Admit it, you love bright orange processed cheese sauce. You find the sight of it inexplicably comforting. You love the little paper packet, which you found in the box of macaroni like a secret cereal-toy surprise. And you love the lighting-fast transformation of that dry powder into salty, noodle-coating liquid gold.
Most of the recipes out there for gnocchi mac and cheese call for store-bought gnocchi, served with homemade cheese sauce. Yet gnocchi is probably the easiest variety of pasta to make by hand from scratch. Macaroni, on the other hand, is impossible to make at home without an extruder, which is pretty far down most people’s list of must-have kitchen equipment. This recipe flips the script, calling for a cheese packet from store-bought mac and cheese, served with homemade gnocchi. It’s fast meets fancy, lazy meets laborious, and it's all supremely satisfying.

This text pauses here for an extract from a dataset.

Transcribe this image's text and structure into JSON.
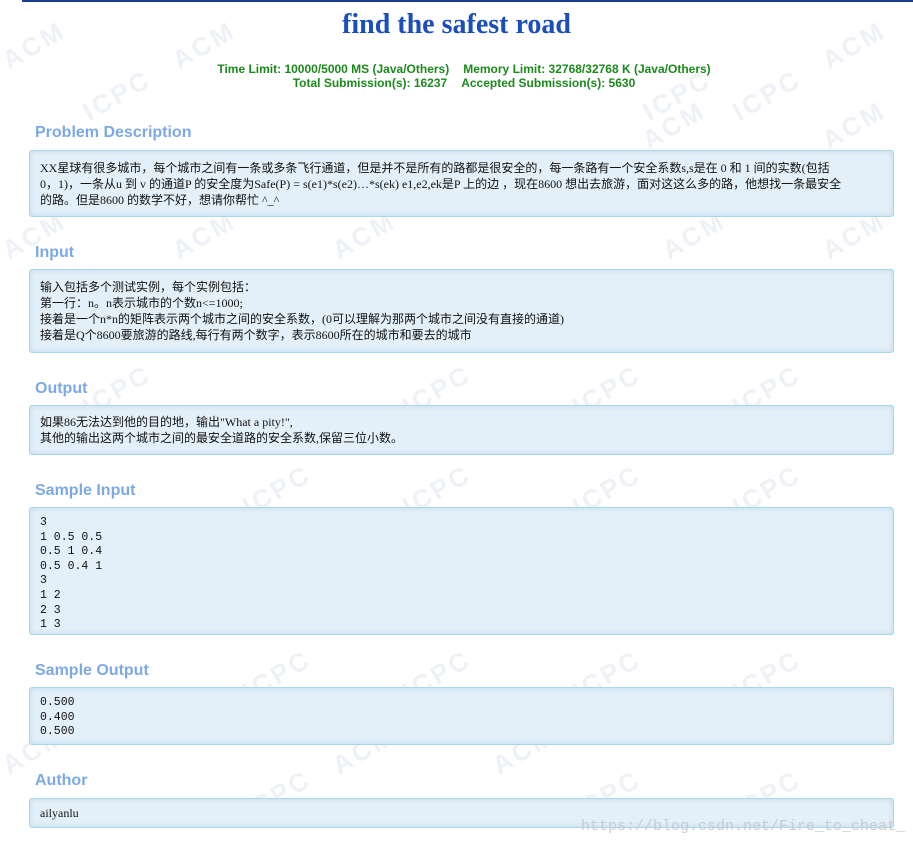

The key to making great gnocchi is the texture of the dough. The russet potatoes are baked or microwaved in order to dry them out slightly, so that most of the moisture in the dough comes from the egg yolks. When mixed and ready for rolling, it should feel a bit like Play-Doh. Get it right, and this whole project will make you feel like a kid again.
- 2 pounds russet potatoes
- 2 large egg yolks
- 1/2 cup all purpose flour, plus more for dusting
- 1 teaspoon salt, plus more for the pasta water
- 1 box store-bought mac and cheese
- 2 tablespoons butter
- 3/4 cup milk or half-and-half
Poke the potatoes all over with a fork, sticking each potato 8-10 times. Microwave them on high for about 10 minutes, or bake them in a 350F oven for about an hour, or until soft all the way through. Let cool for about 15 minutes.

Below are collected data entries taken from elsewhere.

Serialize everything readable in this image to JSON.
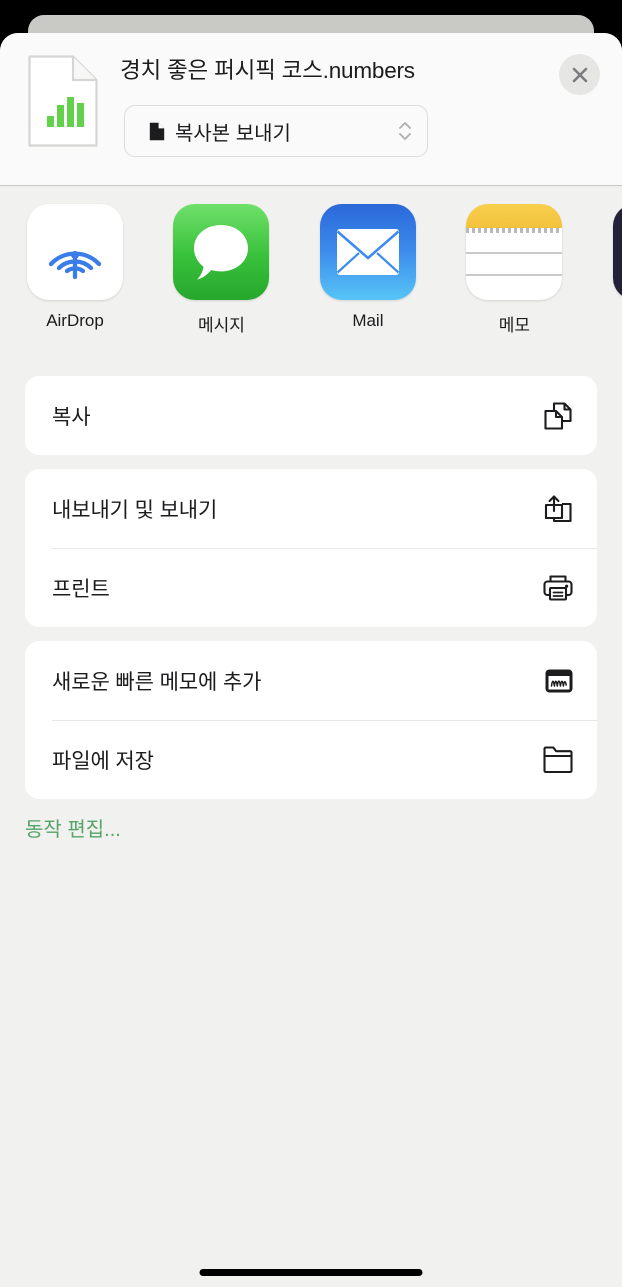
{
  "sheet": {
    "document_title": "경치 좋은 퍼시픽 코스.numbers",
    "close_label": "✕",
    "options": {
      "label": "복사본 보내기",
      "doc_icon": "document-filled-icon",
      "chevron_icon": "chevron-up-down-icon"
    },
    "thumbnail": {
      "icon": "numbers-document-icon",
      "bar_color": "#64d14d"
    }
  },
  "apps": [
    {
      "label": "AirDrop",
      "icon": "airdrop-icon"
    },
    {
      "label": "메시지",
      "icon": "messages-icon"
    },
    {
      "label": "Mail",
      "icon": "mail-icon"
    },
    {
      "label": "메모",
      "icon": "notes-icon"
    },
    {
      "label": "",
      "icon": "partial-app-icon"
    }
  ],
  "action_groups": [
    {
      "rows": [
        {
          "label": "복사",
          "icon": "copy-icon"
        }
      ]
    },
    {
      "rows": [
        {
          "label": "내보내기 및 보내기",
          "icon": "export-share-icon"
        },
        {
          "label": "프린트",
          "icon": "printer-icon"
        }
      ]
    },
    {
      "rows": [
        {
          "label": "새로운 빠른 메모에 추가",
          "icon": "quick-note-icon"
        },
        {
          "label": "파일에 저장",
          "icon": "folder-icon"
        }
      ]
    }
  ],
  "edit_actions": {
    "label": "동작 편집...",
    "color": "#55a468"
  },
  "colors": {
    "sheet_background": "#f1f1ef",
    "header_background": "#fafafa",
    "card_background": "#ffffff",
    "text_primary": "#1c1c1e",
    "accent_green": "#55a468",
    "numbers_green": "#64d14d"
  }
}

Cut the potatoes in half lengthwise and scoop out the flesh with a spoon (use a dish towel to protect your hand if the potatoes are too hot). Discard the skins or reserve for another use, like cheesy potato skins.

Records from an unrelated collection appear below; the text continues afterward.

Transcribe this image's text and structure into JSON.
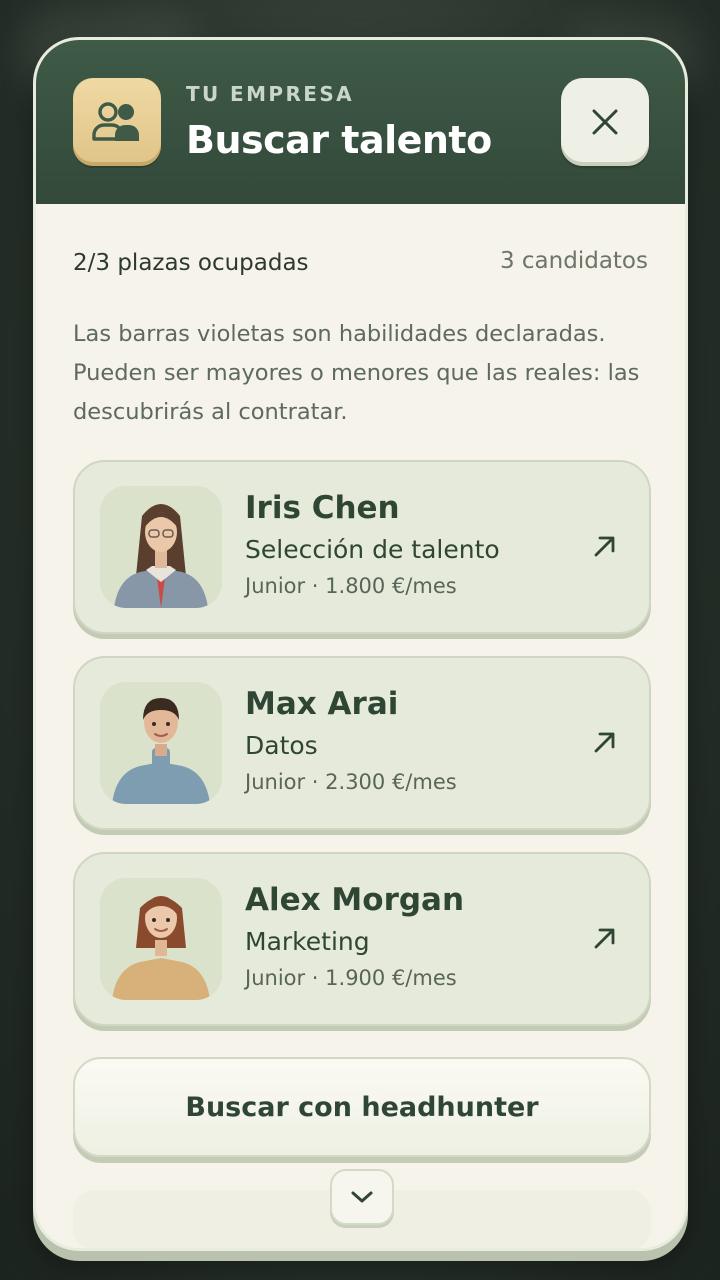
{
  "header": {
    "kicker": "TU EMPRESA",
    "title": "Buscar talento",
    "icon": "people-icon",
    "close_icon": "close-icon"
  },
  "stats": {
    "slots": "2/3 plazas ocupadas",
    "candidates": "3 candidatos"
  },
  "hint": "Las barras violetas son habilidades declaradas. Pueden ser mayores o menores que las reales: las descubrirás al contratar.",
  "candidates": [
    {
      "name": "Iris Chen",
      "role": "Selección de talento",
      "meta": "Junior · 1.800 €/mes"
    },
    {
      "name": "Max Arai",
      "role": "Datos",
      "meta": "Junior · 2.300 €/mes"
    },
    {
      "name": "Alex Morgan",
      "role": "Marketing",
      "meta": "Junior · 1.900 €/mes"
    }
  ],
  "actions": {
    "headhunter": "Buscar con headhunter"
  },
  "colors": {
    "header": "#3f5a47",
    "accent_gold": "#e0c488",
    "card": "#e6eadb",
    "text_dark": "#2f4634"
  }
}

Pass the scooped potato through a ricer (or mash with a masher or fork) then, using a one-cup measuring cup, measure two lightly packed cups of mashed potato. Reserve any remaining potato another use.
Transfer the two cups of mashed potato to a large bowl. Add the salt and egg yolks and combine, then add the flour and knead by hand until the yolk is completely distributed and the dough is the texture of play-doh. No need to knead for a long time; just incorporating the flour should get you there.
Divide the dough into four pieces. Roll one of the pieces into a long rope about 1/2-inch thick. Cut the rope into half-inch (gnocchi-sized) nuggets. You can gently roll each nugget between your hand and the tines of a fork to create "gnocchi ridges," but you can skip this step if you’re short on time. Place the finished gnocchi on a flour-dusted sheet pan. Repeat with the remaining three portions of dough.
Bring about 4 quarts of water to a rolling boil in a large pot. Add about 2 tablespoons of salt to the boiling water.
While the water is boiling, prepare the sauce. Add the butter and milk to a large skillet over medium heat and whisk in the packet of cheese sauce. Keep whisking until all the lumps are gone. If the sauce seems a little thin, let it bubble and reduce for a minute or two, but don’t let it get too concentrated or it may be too salty.
Add the gnocchi to the boiling water and give them a quick stir to prevent clumping. When they begin to float, leave them boiling in the water for another two minutes.
Remove the gnocchi with a slotted spoon, or drain them in a colander before adding them to the pan with cheese sauce. Stir to coat the gnocchi completely with orange (or white, if that’s your thing) goodness. Remove from heat, and serve immediately.